Ingesting and analyzing all of the data effectively and quickly can be daunting. Instead start with accessing and analyzing raw historical machine and metric data to establish a base understanding, and use clustering algorithms and analytics to identify trends and patterns. Raw data is the best type of data if you truly want real-time detection. Then you can begin to analyze streaming data to see how it fits those patterns, applying AI powered by machine learning to introduce automation and, eventually, predictive analytics.

Ingest and analyze as many data types as you can: Historical data is extremely valuable as you get started with AIOps. If you start by analyzing and understanding past states of your systems, you will be able to correlate what you learn with the present.

To achieve this, organizations must ingest and provide access to a vast range of historical and streaming data types.
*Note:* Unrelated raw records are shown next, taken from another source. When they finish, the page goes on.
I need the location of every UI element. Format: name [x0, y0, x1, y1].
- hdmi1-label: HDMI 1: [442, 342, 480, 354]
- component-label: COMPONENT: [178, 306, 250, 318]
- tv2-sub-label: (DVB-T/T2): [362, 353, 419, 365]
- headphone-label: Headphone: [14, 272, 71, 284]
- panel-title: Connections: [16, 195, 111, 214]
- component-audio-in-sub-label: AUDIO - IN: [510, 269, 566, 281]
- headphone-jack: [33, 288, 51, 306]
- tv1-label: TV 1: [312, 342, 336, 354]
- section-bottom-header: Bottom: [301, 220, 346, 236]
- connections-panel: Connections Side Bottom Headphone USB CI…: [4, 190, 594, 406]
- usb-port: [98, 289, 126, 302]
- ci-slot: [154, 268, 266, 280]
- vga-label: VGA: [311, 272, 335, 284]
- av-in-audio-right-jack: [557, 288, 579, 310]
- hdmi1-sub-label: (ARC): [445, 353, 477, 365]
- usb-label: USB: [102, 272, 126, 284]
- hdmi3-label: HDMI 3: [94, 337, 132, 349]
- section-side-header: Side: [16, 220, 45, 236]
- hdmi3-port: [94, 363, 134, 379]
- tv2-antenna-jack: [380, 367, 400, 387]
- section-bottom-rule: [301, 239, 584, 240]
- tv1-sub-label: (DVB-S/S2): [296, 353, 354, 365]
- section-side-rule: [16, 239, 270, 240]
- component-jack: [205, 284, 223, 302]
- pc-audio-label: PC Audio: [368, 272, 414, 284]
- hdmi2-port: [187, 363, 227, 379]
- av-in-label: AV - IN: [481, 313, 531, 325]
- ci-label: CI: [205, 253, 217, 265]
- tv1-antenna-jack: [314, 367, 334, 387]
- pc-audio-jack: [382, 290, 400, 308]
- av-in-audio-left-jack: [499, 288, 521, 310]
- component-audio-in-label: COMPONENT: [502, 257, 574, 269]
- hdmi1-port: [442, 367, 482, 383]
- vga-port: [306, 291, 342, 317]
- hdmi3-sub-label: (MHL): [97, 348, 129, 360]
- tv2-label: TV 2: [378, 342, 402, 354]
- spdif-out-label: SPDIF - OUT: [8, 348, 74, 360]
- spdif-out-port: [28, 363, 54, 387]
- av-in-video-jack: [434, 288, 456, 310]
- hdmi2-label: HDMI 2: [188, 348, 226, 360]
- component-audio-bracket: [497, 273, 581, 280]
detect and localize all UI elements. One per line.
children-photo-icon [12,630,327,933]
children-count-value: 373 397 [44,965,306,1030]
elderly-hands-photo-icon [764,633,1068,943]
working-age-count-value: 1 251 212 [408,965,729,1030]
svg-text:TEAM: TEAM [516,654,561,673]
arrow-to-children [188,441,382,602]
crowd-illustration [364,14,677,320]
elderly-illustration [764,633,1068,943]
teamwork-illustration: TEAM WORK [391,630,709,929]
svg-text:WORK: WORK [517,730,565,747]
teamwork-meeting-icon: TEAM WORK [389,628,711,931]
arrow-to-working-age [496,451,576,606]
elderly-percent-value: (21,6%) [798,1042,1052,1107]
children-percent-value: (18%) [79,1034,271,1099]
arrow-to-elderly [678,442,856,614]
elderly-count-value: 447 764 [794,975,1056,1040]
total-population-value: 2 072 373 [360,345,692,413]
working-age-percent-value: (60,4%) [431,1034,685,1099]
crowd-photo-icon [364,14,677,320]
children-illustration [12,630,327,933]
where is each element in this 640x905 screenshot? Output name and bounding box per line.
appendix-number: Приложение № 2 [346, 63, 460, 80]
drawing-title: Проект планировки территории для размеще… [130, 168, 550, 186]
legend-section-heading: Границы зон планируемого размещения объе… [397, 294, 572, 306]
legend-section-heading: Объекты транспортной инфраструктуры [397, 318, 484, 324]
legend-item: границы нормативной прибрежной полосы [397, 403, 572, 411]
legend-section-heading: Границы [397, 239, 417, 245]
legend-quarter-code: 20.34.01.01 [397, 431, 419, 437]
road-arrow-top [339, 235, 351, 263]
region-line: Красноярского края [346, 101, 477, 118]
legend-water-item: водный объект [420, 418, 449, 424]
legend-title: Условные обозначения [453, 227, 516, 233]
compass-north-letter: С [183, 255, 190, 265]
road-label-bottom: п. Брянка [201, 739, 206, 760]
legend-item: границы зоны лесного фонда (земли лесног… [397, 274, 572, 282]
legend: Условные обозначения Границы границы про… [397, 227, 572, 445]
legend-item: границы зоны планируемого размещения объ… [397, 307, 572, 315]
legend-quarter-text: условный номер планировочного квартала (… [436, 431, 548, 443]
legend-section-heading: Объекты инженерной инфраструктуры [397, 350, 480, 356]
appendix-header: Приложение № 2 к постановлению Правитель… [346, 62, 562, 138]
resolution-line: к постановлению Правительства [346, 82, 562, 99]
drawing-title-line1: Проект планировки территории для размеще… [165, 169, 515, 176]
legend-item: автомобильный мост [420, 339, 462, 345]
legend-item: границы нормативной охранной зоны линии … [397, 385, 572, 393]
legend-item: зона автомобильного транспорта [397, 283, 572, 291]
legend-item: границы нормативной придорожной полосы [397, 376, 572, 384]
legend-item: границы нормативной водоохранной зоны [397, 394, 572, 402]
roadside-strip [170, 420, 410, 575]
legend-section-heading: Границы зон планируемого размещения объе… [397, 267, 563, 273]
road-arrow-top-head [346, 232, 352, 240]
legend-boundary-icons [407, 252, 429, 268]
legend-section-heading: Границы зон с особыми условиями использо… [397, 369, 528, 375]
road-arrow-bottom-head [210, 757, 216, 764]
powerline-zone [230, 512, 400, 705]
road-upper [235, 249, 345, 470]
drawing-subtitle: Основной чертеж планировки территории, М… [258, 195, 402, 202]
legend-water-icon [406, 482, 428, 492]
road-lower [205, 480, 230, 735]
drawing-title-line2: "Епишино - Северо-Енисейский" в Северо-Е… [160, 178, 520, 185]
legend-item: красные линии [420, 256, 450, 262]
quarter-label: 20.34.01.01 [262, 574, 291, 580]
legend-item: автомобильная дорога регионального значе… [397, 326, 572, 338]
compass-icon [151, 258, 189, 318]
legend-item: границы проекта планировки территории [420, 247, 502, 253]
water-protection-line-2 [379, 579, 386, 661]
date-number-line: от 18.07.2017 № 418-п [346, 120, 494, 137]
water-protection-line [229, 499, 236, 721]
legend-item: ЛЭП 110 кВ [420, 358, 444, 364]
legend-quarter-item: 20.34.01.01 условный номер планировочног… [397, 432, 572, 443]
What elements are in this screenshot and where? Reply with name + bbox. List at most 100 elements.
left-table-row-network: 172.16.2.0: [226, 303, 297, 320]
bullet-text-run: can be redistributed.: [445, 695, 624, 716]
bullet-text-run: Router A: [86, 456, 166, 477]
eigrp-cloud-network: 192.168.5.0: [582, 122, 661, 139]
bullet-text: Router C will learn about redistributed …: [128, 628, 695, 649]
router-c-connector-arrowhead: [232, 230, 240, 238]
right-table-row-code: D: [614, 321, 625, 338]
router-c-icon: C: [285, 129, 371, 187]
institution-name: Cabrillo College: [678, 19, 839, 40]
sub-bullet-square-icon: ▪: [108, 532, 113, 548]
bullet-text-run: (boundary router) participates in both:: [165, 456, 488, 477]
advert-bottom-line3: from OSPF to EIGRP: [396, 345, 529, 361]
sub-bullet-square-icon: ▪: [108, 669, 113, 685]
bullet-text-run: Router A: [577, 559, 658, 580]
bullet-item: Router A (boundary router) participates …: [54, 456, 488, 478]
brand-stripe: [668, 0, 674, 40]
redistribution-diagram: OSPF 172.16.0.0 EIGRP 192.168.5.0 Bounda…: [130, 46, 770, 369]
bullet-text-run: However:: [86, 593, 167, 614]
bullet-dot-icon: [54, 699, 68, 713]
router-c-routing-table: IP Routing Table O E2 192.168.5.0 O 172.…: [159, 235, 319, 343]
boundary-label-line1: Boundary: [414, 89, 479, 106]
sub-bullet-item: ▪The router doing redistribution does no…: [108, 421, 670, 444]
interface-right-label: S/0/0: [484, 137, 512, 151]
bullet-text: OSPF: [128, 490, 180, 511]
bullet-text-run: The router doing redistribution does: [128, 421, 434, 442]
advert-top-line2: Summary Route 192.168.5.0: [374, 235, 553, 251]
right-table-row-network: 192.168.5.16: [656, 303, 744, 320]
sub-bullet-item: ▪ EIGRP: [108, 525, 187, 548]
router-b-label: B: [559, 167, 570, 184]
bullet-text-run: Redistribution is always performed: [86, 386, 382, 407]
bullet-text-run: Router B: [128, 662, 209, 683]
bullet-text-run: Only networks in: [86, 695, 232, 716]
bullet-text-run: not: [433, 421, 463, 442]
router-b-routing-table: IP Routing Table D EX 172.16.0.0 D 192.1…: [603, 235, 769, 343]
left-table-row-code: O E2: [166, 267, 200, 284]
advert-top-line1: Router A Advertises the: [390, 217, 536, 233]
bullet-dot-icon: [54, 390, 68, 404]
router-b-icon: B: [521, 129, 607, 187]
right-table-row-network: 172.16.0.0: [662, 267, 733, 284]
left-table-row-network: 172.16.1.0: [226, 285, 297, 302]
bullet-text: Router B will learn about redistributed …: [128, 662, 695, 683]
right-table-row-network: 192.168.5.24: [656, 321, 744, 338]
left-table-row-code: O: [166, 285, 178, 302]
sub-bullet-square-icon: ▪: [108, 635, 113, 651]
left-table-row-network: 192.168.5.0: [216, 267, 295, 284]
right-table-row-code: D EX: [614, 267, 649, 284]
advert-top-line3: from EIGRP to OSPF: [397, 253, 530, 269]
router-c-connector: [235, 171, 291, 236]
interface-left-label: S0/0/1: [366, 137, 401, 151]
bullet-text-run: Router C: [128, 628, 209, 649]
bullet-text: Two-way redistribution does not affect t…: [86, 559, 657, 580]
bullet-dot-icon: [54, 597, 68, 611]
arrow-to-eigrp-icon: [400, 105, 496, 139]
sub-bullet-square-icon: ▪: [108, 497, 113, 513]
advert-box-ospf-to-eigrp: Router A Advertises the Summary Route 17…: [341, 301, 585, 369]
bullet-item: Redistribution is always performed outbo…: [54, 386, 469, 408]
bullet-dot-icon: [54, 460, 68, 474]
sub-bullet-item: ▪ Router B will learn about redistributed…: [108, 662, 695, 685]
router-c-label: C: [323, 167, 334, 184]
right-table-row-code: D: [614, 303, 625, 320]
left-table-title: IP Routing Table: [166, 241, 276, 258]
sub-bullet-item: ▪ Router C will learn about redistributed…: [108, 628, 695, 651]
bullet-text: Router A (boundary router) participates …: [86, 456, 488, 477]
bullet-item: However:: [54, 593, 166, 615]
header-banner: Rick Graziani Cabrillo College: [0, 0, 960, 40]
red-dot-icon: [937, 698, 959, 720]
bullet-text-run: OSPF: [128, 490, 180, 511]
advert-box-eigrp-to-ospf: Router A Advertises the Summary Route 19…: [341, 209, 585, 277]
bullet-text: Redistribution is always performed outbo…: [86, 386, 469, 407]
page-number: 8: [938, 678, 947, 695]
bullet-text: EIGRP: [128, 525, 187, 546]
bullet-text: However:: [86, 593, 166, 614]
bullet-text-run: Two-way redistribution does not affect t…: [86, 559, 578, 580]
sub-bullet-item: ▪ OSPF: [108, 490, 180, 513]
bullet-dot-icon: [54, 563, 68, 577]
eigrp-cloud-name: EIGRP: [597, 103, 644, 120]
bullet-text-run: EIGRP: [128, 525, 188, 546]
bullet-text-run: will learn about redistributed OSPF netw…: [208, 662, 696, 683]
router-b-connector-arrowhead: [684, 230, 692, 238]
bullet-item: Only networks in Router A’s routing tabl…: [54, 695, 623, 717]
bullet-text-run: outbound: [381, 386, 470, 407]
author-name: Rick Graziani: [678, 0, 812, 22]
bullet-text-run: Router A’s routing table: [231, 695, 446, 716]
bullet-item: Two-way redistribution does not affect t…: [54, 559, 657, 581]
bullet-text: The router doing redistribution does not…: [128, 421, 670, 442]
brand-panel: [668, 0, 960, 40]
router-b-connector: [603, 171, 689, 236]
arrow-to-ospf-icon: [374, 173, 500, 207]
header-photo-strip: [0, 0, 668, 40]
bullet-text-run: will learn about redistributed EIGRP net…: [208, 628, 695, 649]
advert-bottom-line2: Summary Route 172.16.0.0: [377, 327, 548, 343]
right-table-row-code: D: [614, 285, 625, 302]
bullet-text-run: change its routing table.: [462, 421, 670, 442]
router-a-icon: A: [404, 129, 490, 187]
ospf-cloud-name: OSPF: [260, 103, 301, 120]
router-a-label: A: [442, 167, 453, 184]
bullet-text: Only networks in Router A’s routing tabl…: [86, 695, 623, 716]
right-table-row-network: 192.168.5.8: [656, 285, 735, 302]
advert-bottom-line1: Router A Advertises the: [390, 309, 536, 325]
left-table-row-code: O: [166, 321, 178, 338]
The data type that you select — be it log, metric, text, wire or social media data — depends on the problem you’re solving. For example, you can use metric data from your infrastructure to monitor capacity, or application logs to ensure that you are providing an outstanding experience to your customers.

Many AIOps platforms have historically only focused on a single data source. Restriction to a single data type limits your insights into system behavior — regardless of whether those insights come from an IT admin or an algorithm. Hence, enterprises should select those platforms that are capable of ingesting and analyzing data from multiple sources.

Don’t try to do it all at once: Focus on finding the root cause of your highest priority problem. Then progress to monitoring data. Only after this has been accomplished should AI be approached. Even then, take it step-by-step:

  • Start with implementing an AIOps platform that gives you both an effective foundation for organizing large volumes of data that make it easy to take action and monitoring capabilities that reveal patterns.
  • Next, explore the degree to which those patterns enable you to predict incidents and have a more proactive IT that allows you to decrease not only your MTTR but also the number of business-impacting incidents you face.
  • Finally, work with machine-learning-powered root-cause analysis to get to a predictive state in which you can determine the incident and its impact before it even affects your key business services and customer experience.
The bottom line: Go for it

If you’re an IT and networking professional, you’ve been told over and over that data is your company’s most important asset, and that big data will transform your world forever. AI is a revolution and it’s here to stay — and AIOps provides a concrete way to turn the hype about AI and big data into reality. From improving security to streamlining operations to increasing productivity, AIOps is a practical, readily available way to help you grow and scale your IT operations to meet future challenges, solidifying IT’s role as a strategic enabler of business growth.